Diploma… O çok uğruna uykusuz kalınan, sabahlara kadar ders çalışılan, aileden harçlık kısılıp fotokopi parasına yatırılan yılların karşılığı. Mezuniyet töreninde havaya fırlatılan keplerin ardından yere düşen umutlar gibi ağır bir gerçek var Türkiye’de: Diplomayı almak, iş bulmak anlamına gelmiyor.
Resmi verilere göre, 2025 yılı itibarıyla Türkiye’de genel işsizlik oranı yüzde 8,5 civarında. Ancak bu sayı, genç işsizliği söz konusu olduğunda katlanıyor. 15-24 yaş grubundaki gençlerde işsizlik oranı yüzde 18’e kadar çıkıyor.

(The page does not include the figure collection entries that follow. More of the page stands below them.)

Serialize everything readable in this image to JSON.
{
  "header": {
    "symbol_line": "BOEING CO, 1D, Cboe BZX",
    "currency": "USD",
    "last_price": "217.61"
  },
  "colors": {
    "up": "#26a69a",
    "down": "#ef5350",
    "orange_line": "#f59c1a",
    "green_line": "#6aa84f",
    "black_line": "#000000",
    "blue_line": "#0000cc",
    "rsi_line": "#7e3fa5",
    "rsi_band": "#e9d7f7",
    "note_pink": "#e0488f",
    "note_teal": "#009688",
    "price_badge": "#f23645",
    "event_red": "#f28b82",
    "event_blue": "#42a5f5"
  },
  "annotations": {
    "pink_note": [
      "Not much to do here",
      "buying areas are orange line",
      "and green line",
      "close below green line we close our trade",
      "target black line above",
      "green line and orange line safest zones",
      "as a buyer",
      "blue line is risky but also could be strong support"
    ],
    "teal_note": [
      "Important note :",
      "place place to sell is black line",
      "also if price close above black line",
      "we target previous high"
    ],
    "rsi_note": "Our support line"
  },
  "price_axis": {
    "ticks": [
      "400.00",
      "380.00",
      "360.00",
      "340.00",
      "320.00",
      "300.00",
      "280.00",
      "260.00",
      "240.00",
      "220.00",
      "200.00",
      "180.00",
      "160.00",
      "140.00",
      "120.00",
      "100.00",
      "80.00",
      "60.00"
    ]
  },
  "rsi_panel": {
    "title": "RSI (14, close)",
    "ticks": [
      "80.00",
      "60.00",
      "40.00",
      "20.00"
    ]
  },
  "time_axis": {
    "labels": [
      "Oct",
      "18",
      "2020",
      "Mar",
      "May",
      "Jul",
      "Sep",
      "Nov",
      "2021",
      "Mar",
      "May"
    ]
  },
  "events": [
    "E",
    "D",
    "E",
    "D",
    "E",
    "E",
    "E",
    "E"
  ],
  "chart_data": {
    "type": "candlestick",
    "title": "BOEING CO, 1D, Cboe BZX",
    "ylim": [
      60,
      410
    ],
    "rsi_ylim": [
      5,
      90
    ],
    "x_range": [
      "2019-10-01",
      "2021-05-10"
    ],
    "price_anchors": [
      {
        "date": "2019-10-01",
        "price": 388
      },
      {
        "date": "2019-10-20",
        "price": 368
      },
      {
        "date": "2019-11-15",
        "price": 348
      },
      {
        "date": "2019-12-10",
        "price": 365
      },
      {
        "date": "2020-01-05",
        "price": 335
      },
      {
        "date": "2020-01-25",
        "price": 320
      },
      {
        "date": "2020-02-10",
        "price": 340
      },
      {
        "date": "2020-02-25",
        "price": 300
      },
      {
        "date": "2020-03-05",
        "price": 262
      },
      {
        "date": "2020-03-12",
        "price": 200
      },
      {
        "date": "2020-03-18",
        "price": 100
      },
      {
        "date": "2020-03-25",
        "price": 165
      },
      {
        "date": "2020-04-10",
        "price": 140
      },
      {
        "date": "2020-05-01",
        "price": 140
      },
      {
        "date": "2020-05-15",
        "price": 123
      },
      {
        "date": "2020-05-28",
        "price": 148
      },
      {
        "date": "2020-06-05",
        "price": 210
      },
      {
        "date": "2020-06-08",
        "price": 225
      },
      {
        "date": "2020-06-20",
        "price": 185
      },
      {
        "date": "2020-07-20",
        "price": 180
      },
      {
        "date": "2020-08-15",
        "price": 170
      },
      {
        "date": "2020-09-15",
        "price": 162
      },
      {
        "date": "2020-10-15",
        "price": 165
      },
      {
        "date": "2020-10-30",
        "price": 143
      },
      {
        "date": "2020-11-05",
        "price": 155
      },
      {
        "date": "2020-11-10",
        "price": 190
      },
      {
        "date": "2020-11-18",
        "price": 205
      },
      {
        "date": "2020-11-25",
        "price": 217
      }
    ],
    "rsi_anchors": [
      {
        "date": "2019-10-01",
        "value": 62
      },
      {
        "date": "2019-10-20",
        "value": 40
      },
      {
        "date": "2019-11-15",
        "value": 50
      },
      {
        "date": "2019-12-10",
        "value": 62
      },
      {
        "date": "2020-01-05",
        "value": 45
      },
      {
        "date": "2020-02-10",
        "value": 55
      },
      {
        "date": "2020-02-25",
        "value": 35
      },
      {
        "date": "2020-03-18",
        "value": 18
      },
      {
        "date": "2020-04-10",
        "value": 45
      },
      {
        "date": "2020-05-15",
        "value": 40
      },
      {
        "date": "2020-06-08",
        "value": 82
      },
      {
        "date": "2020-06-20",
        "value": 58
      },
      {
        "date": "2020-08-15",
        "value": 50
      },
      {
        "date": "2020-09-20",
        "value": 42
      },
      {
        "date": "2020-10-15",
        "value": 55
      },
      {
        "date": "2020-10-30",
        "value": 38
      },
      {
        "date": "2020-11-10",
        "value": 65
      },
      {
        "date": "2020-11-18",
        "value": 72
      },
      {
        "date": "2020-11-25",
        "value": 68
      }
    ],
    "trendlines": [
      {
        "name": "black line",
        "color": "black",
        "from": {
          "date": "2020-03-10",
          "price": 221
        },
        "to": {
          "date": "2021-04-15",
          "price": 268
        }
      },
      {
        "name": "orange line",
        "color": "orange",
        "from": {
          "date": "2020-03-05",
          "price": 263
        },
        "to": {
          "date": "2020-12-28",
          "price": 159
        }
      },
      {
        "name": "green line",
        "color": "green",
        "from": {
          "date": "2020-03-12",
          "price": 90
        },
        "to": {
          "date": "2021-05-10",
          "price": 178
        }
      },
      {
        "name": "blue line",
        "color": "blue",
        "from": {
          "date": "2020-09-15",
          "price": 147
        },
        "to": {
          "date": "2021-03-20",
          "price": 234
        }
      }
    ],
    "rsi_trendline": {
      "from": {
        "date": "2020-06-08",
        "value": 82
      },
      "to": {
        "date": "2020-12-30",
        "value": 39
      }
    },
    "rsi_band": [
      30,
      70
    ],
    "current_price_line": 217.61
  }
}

Bir başka deyişle, her beş gençten biri işsiz. Üniversite mezunlarında ise durum daha da düşündürücü: Yükseköğretim mezunu işsiz sayısı 1 milyonun üzerinde.

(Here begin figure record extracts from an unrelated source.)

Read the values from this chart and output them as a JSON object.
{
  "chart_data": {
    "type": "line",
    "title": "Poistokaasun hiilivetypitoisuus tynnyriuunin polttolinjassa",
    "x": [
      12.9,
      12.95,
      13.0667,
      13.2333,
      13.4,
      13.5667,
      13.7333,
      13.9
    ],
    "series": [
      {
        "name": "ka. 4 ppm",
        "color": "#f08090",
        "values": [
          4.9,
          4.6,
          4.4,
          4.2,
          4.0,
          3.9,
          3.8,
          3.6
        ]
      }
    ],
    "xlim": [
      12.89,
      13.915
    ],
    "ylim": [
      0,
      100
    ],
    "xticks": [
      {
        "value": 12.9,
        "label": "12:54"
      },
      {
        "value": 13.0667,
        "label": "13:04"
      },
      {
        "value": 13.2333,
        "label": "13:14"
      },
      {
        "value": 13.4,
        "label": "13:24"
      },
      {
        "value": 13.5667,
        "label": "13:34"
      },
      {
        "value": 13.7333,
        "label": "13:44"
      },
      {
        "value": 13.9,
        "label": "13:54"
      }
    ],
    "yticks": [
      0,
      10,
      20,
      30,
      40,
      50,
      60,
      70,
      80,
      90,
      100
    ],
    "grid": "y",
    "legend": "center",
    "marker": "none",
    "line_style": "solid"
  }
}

Bir genç olarak üniversiteden mezun olduğumda önümde tek bir seçenek vardı: Mücadele etmek. Çünkü sayılar yalan söylemiyor; iş yok, umut var. “İş beğenmiyorlar” diyenler de var. Kimseye minnet etmeden hakkıyla kazanacağı bir iş bulmak isteyen genç, tembel yaftasıyla damgalanıyor.
Sabah bilgisayar başına geçiyorum. İş ilanlarına bakmak bile başlı başına bir mesai. CV düzenlemek, motivasyon mektubu yazmak, referans bulmak… Her başvuru, bir umutla atılan bir taş. Cevap gelmez. Ya da “Olumsuz sonuçlandı.” cümlesiyle yüzleşirsin. “Deneyim?” derler, peki bu deneyimi nerede kazanacağız? “Sen yeni mezunsun, deneyimsizsin.” E iyi de bu gençlik ne zaman kazanacak o tecrübeyi?
Belki de en çok içimi yakan şey, benimle birlikte mezun olan arkadaşlarımın yarısının işsiz, bir kısmının da kendi mesleği dışında bambaşka işlerde asgari ücrete mahkûm olması. Türkiye İstatistik Kurumu verilerine göre her dört üniversite mezunundan biri kendi bölümüne uygun iş bulamıyor. Kimimiz garsonluk yapıyor, kimimiz çağrı merkezlerinde sabit cümlelerle konuşup duruyoruz. Yıllarca hayalini kurduğumuz mesleği icra edemiyoruz.
Yine de pes etmiyorum. Çünkü bu ülkenin gençleri, umudun ta kendisidir. Biliyorum ki ben çalıştıkça, çabaladıkça, kendimi geliştirdikçe bir gün bir kapı açılacak. Belki bu sabır sınavı, bana daha fazlasını öğretiyor. Kendini değersiz hissetme diyorum kendime. Bu senin suçun değil. Sistemin ayıbı.
Çok değil, belki bir gün bu ülkede gençler diploma aldığı gün işini de garantilemiş olacak. Belki hayal. Ama bu hayali büyütmekten başka şansımız yok. Çünkü umut, işsiz bir gencin son sermayesidir.